TL;DR: Better, but ODF still not suitable for spreadsheets.

So what’s new? Well, basically one thing: we now have a related standard for formulas in ODF spreadsheets! This is something that obviously occurred 5-10 years too late, but better late than never. The Wikipedia article on OpenFormula is a fairly amusing example of the need to justify and rationalize mistakes that seems to surround the OpenDocument standard.

OpenFormula isn’t bad as standards go. It has a value system, operators, and a long list of functions, for example. Nice Where it does have problems is in the many choices it allows implementations. For example, it allows a choice whether logical values are numbers or their own distinct type. That would not have been necessary if spreadsheets had been considered in the original standard — at that time OO could have bitten the bullet and aligned with everyone else.

Back to the standard proper. What has happened in the past five years? In a word, nothing. We still have a standard whose aim was to facilitate interoperability, but isn’t achieving it.

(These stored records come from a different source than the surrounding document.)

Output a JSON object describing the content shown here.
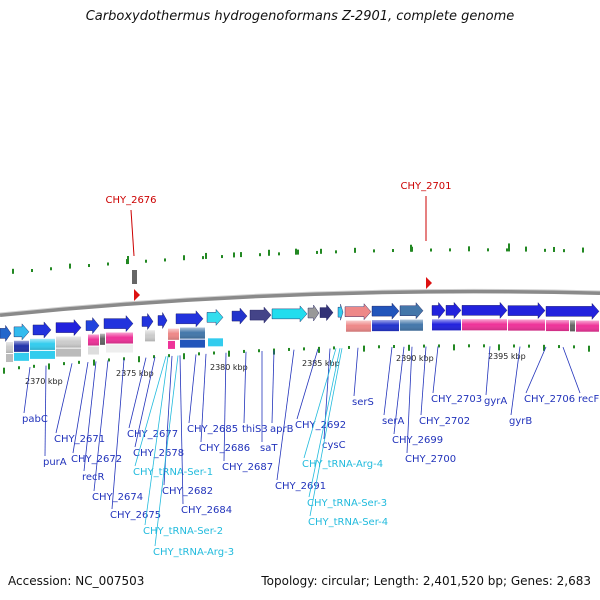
{
  "title": "Carboxydothermus hydrogenoformans Z-2901, complete genome",
  "footer": {
    "accession": "Accession: NC_007503",
    "summary": "Topology: circular; Length: 2,401,520 bp; Genes: 2,683"
  },
  "colors": {
    "forward_gene": "#2222dd",
    "reverse_gene": "#3344cc",
    "rna_gene": "#33ccee",
    "label_gene": "#2233bb",
    "label_rna": "#22bbdd",
    "label_highlight": "#cc0000",
    "backbone": "#888888",
    "tick_green": "#228822",
    "magenta": "#ee3399"
  },
  "scale_labels": [
    "2370 kbp",
    "2375 kbp",
    "2380 kbp",
    "2385 kbp",
    "2390 kbp",
    "2395 kbp"
  ],
  "highlight_labels": [
    "CHY_2676",
    "CHY_2701"
  ],
  "gene_labels": [
    {
      "text": "pabC",
      "kind": "gene"
    },
    {
      "text": "purA",
      "kind": "gene"
    },
    {
      "text": "CHY_2671",
      "kind": "gene"
    },
    {
      "text": "CHY_2672",
      "kind": "gene"
    },
    {
      "text": "recR",
      "kind": "gene"
    },
    {
      "text": "CHY_2674",
      "kind": "gene"
    },
    {
      "text": "CHY_2675",
      "kind": "gene"
    },
    {
      "text": "CHY_2677",
      "kind": "gene"
    },
    {
      "text": "CHY_2678",
      "kind": "gene"
    },
    {
      "text": "CHY_tRNA-Ser-1",
      "kind": "rna"
    },
    {
      "text": "CHY_2682",
      "kind": "gene"
    },
    {
      "text": "CHY_2684",
      "kind": "gene"
    },
    {
      "text": "CHY_tRNA-Ser-2",
      "kind": "rna"
    },
    {
      "text": "CHY_tRNA-Arg-3",
      "kind": "rna"
    },
    {
      "text": "CHY_2685",
      "kind": "gene"
    },
    {
      "text": "CHY_2686",
      "kind": "gene"
    },
    {
      "text": "CHY_2687",
      "kind": "gene"
    },
    {
      "text": "thiS3",
      "kind": "gene"
    },
    {
      "text": "saT",
      "kind": "gene"
    },
    {
      "text": "aprB",
      "kind": "gene"
    },
    {
      "text": "CHY_2691",
      "kind": "gene"
    },
    {
      "text": "CHY_2692",
      "kind": "gene"
    },
    {
      "text": "cysC",
      "kind": "gene"
    },
    {
      "text": "CHY_tRNA-Arg-4",
      "kind": "rna"
    },
    {
      "text": "CHY_tRNA-Ser-3",
      "kind": "rna"
    },
    {
      "text": "CHY_tRNA-Ser-4",
      "kind": "rna"
    },
    {
      "text": "serS",
      "kind": "gene"
    },
    {
      "text": "serA",
      "kind": "gene"
    },
    {
      "text": "CHY_2699",
      "kind": "gene"
    },
    {
      "text": "CHY_2700",
      "kind": "gene"
    },
    {
      "text": "CHY_2702",
      "kind": "gene"
    },
    {
      "text": "CHY_2703",
      "kind": "gene"
    },
    {
      "text": "gyrA",
      "kind": "gene"
    },
    {
      "text": "gyrB",
      "kind": "gene"
    },
    {
      "text": "CHY_2706",
      "kind": "gene"
    },
    {
      "text": "recF",
      "kind": "gene"
    }
  ]
}
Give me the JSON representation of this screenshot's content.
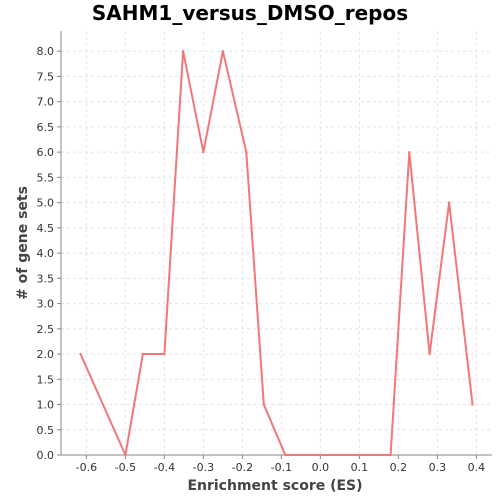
{
  "chart_data": {
    "type": "line",
    "title": "SAHM1_versus_DMSO_repos",
    "xlabel": "Enrichment score (ES)",
    "ylabel": "# of gene sets",
    "xlim": [
      -0.665,
      0.44
    ],
    "ylim": [
      0,
      8.4
    ],
    "x_ticks": [
      -0.6,
      -0.5,
      -0.4,
      -0.3,
      -0.2,
      -0.1,
      0.0,
      0.1,
      0.2,
      0.3,
      0.4
    ],
    "x_tick_labels": [
      "-0.6",
      "-0.5",
      "-0.4",
      "-0.3",
      "-0.2",
      "-0.1",
      "0.0",
      "0.1",
      "0.2",
      "0.3",
      "0.4"
    ],
    "y_ticks": [
      0,
      0.5,
      1,
      1.5,
      2,
      2.5,
      3,
      3.5,
      4,
      4.5,
      5,
      5.5,
      6,
      6.5,
      7,
      7.5,
      8
    ],
    "y_tick_labels": [
      "0.0",
      "0.5",
      "1.0",
      "1.5",
      "2.0",
      "2.5",
      "3.0",
      "3.5",
      "4.0",
      "4.5",
      "5.0",
      "5.5",
      "6.0",
      "6.5",
      "7.0",
      "7.5",
      "8.0"
    ],
    "grid": true,
    "series": [
      {
        "color": "#f07878",
        "x": [
          -0.615,
          -0.5,
          -0.455,
          -0.4,
          -0.352,
          -0.3,
          -0.25,
          -0.19,
          -0.145,
          -0.09,
          0.0,
          0.18,
          0.228,
          0.28,
          0.33,
          0.39
        ],
        "y": [
          2,
          0,
          2,
          2,
          8,
          6,
          8,
          6,
          1,
          0,
          0,
          0,
          6,
          2,
          5,
          1
        ]
      }
    ]
  }
}
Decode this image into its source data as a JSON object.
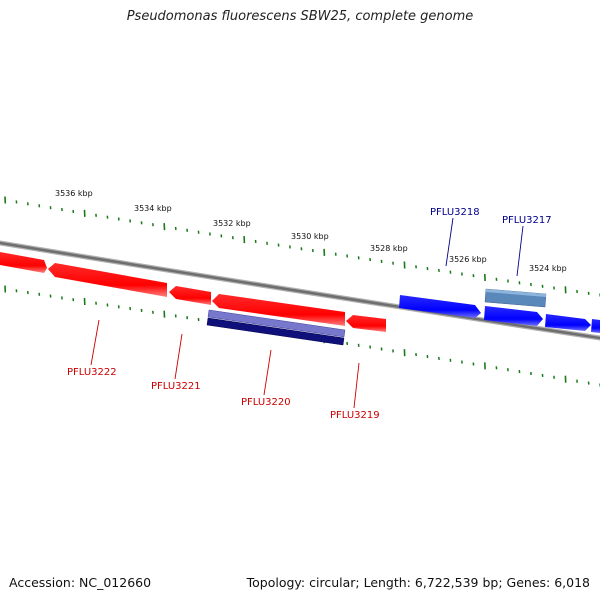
{
  "title": "Pseudomonas fluorescens SBW25, complete genome",
  "footer": {
    "accession": "Accession: NC_012660",
    "summary": "Topology: circular; Length: 6,722,539 bp; Genes: 6,018"
  },
  "ticks": [
    {
      "label": "3536 kbp"
    },
    {
      "label": "3534 kbp"
    },
    {
      "label": "3532 kbp"
    },
    {
      "label": "3530 kbp"
    },
    {
      "label": "3528 kbp"
    },
    {
      "label": "3526 kbp"
    },
    {
      "label": "3524 kbp"
    }
  ],
  "genes": {
    "forward": [
      {
        "name": "PFLU3218",
        "color": "#0000ff"
      },
      {
        "name": "PFLU3217",
        "color": "#0000ff"
      }
    ],
    "reverse": [
      {
        "name": "PFLU3222",
        "color": "#ff0000"
      },
      {
        "name": "PFLU3221",
        "color": "#ff0000"
      },
      {
        "name": "PFLU3220",
        "color": "#ff0000"
      },
      {
        "name": "PFLU3219",
        "color": "#ff0000"
      }
    ]
  },
  "colors": {
    "forward_label": "#00008b",
    "reverse_label": "#cc0000",
    "tick": "#1a7a1a",
    "backbone": "#808080"
  }
}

There are actually two flavours of the standard: strict and extended. “Strict” has a well-defined syntax complete with an xml schema. Extended is strict with add-your-own tags and attributes. No-one uses strict because there are common things that cannot be represented using it. Error values, for example. A simple line graph with a regression line and a legend, for example.

When the Gnumeric team needs to add something outside “strict” we first look to see if, say, LO has already defined a syntax would can use. We only invent our own when we have to and we try to read any LO extension that we can.

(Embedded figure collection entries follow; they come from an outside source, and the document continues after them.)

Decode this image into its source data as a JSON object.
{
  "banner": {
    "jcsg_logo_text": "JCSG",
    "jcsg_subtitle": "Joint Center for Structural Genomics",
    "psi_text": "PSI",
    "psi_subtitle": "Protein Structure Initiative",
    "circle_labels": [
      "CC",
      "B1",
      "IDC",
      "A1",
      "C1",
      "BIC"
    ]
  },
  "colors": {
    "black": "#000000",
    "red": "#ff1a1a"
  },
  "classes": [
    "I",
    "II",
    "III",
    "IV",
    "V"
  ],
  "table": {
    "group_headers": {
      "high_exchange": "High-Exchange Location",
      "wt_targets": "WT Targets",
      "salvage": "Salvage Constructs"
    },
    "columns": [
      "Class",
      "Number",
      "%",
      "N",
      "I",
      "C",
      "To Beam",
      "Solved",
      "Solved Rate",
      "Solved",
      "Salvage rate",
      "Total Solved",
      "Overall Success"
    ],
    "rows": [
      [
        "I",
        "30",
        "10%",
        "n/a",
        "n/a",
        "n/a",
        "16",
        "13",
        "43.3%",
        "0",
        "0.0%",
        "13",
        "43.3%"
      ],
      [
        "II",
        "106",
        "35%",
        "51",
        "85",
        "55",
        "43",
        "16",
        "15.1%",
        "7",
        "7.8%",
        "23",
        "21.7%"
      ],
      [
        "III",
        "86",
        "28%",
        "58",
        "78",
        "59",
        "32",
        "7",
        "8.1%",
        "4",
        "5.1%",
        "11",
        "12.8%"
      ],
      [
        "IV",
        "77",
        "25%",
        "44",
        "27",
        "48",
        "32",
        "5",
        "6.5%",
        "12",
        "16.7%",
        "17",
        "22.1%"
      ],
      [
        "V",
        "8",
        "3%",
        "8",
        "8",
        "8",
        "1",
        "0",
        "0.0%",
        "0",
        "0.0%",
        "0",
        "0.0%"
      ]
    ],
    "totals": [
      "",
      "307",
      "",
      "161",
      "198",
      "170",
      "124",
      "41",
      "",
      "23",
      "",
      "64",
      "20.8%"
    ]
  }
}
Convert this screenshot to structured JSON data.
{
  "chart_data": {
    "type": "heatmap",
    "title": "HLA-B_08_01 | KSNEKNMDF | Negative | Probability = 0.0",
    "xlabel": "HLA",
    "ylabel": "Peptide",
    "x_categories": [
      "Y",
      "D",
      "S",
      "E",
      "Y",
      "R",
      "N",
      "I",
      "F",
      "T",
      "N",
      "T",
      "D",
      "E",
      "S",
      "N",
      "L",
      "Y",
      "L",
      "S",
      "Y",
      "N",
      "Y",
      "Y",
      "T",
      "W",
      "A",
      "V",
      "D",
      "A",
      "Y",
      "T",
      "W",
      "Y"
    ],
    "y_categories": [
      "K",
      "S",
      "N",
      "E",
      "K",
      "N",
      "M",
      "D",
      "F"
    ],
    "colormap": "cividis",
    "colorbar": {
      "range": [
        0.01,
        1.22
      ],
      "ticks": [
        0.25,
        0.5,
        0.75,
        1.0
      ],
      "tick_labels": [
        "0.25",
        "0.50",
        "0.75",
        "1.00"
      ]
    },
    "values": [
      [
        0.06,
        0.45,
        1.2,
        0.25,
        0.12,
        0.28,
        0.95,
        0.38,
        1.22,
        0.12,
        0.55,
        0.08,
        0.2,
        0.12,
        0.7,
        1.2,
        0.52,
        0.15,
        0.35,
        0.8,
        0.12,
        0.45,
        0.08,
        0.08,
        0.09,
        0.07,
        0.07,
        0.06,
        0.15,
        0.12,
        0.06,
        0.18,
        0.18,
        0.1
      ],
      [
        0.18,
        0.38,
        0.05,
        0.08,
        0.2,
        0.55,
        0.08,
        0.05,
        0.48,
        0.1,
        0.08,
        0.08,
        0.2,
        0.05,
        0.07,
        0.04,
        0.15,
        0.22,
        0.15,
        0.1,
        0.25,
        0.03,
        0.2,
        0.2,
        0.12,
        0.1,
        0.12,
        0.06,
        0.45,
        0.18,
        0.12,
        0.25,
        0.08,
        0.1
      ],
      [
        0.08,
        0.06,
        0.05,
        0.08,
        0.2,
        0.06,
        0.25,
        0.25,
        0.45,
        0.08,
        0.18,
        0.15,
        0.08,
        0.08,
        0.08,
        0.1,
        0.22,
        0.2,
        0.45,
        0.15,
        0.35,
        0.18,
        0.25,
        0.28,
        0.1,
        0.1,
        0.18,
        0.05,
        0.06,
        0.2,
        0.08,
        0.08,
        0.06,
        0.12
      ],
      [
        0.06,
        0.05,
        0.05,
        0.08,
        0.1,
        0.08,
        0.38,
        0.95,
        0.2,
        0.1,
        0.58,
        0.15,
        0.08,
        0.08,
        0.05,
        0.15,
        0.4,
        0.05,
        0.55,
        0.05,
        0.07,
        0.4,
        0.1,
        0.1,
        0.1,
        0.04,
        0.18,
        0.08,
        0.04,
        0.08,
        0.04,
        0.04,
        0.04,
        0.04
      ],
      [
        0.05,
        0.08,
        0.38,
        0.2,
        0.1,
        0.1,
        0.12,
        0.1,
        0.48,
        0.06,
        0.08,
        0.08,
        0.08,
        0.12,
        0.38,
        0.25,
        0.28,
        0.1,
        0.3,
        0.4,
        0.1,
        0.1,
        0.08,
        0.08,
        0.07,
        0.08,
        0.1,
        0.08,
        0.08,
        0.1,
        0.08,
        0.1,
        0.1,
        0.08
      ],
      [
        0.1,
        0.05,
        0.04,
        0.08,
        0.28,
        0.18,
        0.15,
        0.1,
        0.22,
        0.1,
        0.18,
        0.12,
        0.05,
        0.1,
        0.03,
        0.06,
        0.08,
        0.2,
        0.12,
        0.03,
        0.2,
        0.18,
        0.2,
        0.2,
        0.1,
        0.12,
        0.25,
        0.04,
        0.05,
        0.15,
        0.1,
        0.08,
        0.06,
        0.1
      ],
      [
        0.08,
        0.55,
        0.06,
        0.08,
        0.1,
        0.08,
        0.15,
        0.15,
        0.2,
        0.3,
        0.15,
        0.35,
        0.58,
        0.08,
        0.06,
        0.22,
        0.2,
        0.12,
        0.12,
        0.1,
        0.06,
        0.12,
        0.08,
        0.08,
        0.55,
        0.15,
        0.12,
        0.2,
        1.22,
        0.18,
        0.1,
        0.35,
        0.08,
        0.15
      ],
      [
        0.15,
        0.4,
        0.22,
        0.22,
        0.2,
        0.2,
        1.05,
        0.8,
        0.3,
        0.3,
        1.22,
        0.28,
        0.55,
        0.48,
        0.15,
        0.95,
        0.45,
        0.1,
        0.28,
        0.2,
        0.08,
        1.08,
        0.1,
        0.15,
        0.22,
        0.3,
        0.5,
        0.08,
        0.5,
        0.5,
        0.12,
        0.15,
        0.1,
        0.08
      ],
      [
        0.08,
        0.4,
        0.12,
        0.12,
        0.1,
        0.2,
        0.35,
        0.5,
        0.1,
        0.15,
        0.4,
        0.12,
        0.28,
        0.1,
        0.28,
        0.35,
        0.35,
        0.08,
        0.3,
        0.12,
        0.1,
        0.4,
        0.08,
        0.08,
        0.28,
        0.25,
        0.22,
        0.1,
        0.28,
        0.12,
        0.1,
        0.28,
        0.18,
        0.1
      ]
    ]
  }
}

The OO/LO approach, however, appears to be to ignore any other producer and define a new extension. This is part of the “ODS by definition is what we write” mindset. The result is that we end up with multiple extensions for the same things.

So extensions are a free-for-all mess. In fact it is so big a mess that the schema for Gnumeric’s extensions that was hacked up a week ago appears to be the first. Let me rephrase that: for the past ten years no-one in the ODS world has been performing even basic document validation on the documents produced. There are document checkers out there, but they basically work by discarding anything non-strict and validating what is left.

There are also inherent performance problems with ODF. Many spreadsheets contain large areas of identical formulas. (“Identical” does not mean “textually identical” in ODF syntax but rather in the R1C1 syntax where “the cell to the left of this” always has the same name.) ODF has no concept of shared formulas. That forces reparsing of different strings that produce identical formulas over and over again. Tens of thousands of times is common. That is neither good for load times nor for file sizes.

A more technical problem with ODF is that the size of the sheet is not stored. One consequence is that you can have two different spreadsheets that compute completely different things but save to identical ODF files. At least one of them will be corrupted on load. That is mostly a theoretical concern, but the lack of size information also makes it harder to defend against damaged (deliberately or otherwise) input. For example, if a file says to colour cell A12345678 red we have no way of telling whether you have a damaged file or a very tall spreadsheet.

Gnumeric continues to support ODF, but we will not be making it the primary format.